Ome, Brescia. “Ci piacciono le cose insolite e ogni anno cerchiamo nuove visioni, nuove collaborazioni e nuove emozioni. Siamo consapevoli dei nostri limiti, ma piuttosto che rimanere fermi, cerchiamo di elaborare idee che portino il fumetto e l’illustrazione a diventare una possibilità di “leggere”, “vedere” e interpretare il mondo.” Parole che esprimono l’idea artistica di Pietro Arrigoni, geniale regista a cui basta un gessetto e un angolo di marciapiede per realizzare un festival, dare vita a quell’angolo artistico, ancestrale, che dimore in tutti noi.
Il borgo di Ome, nel cuore della Franciacorta, accoglie l’edizione del Festival del Fumetto da Marciapiede, in programma sabato 31 agosto e domenica 1 settembre, presso il prestigioso Borgo del Maglio.
Insolito festival, insolito titolo: “La Schiena”. Due giorni aperti ad artisti, veri o improvvisati, che vorranno disegnare su tela un fumetto, un’illustrazione o scarabocchio da esporre su un cappotto o kimono.
Cappotto o kimono perché nel solco delle precedenti edizioni prosegue la scoperta della cultura giapponese, all’interno del percorso avviato negli anni scorsi per il gemellaggio con la cittadina di Ome a Tokyo. Lo scorso anno il Festival del Fumetto da Marciapiede ci ha portato a scoprire l’Oriente, con continui e inaspettati rimandi tra le due culture che, pur così distanti e apparentemente imparagonabili, si sono rivelate più legate di quanto si pensa.
Quest’anno la creatività del direttore artistico Pietro Arrigoni porta oltre, avanti come sempre: il cappotto e il kimono saranno la tela di fumettisti e sarti che regaleranno ai partecipanti sorprese incredibili.
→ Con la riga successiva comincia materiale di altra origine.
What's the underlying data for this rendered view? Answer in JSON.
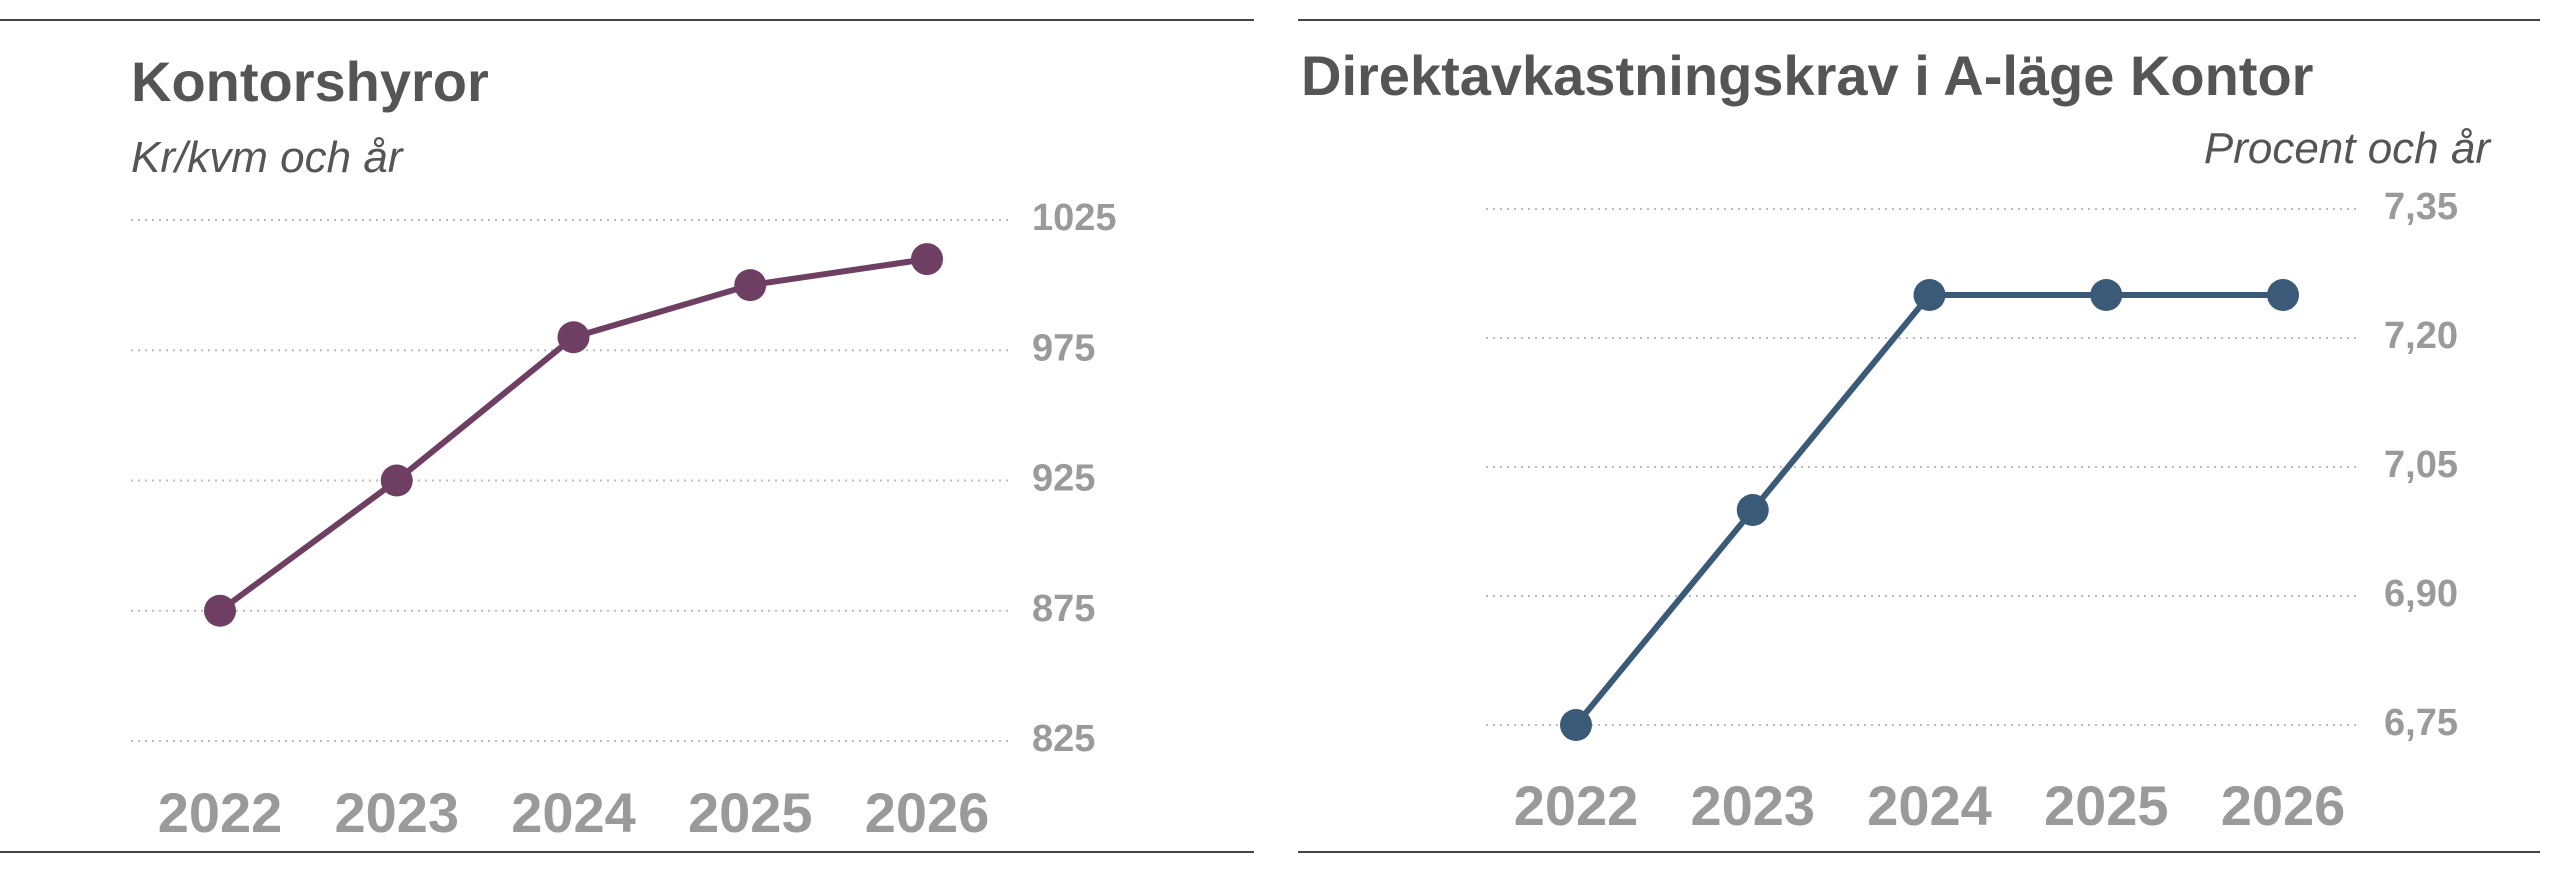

L’anno scorso erano i fumetti su scarpe e lamiera, quest’anno saranno cuciti sulla schiena del cappotto e del kimono, rigorosamente abiti riciclati. La schiena è la parte più estesa del corpo, con la quale l’uomo intrattiene da sempre un rapporto equivoco ed enigmatico. Vestita o spogliata, la schiena rappresenta un elemento essenziale della nostra silhouette, uno strumento di seduzione così come un motivo di pudore, qualcosa da venerare o profanare, da accarezzare o da fustigare, da liberare o contenere fino ai limiti più estremi. Questi abiti diventano “pareti espositive” democratiche, creative e rivoluzionarie che permettono alla persona un modo di avvicinarsi all’immagine, come se il fumetto o l’illustrazione includesse al suo interno il codice per accedere al suo segreto.
A suggellare la filosofia del Festival l’incontro inatteso tra due mondi, due culture, due linguaggi artistici: il Cappotto occidentale e il Kimono orientale. Due artisti, Mitsuyasu Hatakeda e Francesco Levi, si confrontano e si congiungono nella circolarità della stoffa, che si trasforma in disegno, segno, traccia. Un dialogo tessuto, ancorato al filo, ma aperto alla libertà dell’immaginazione.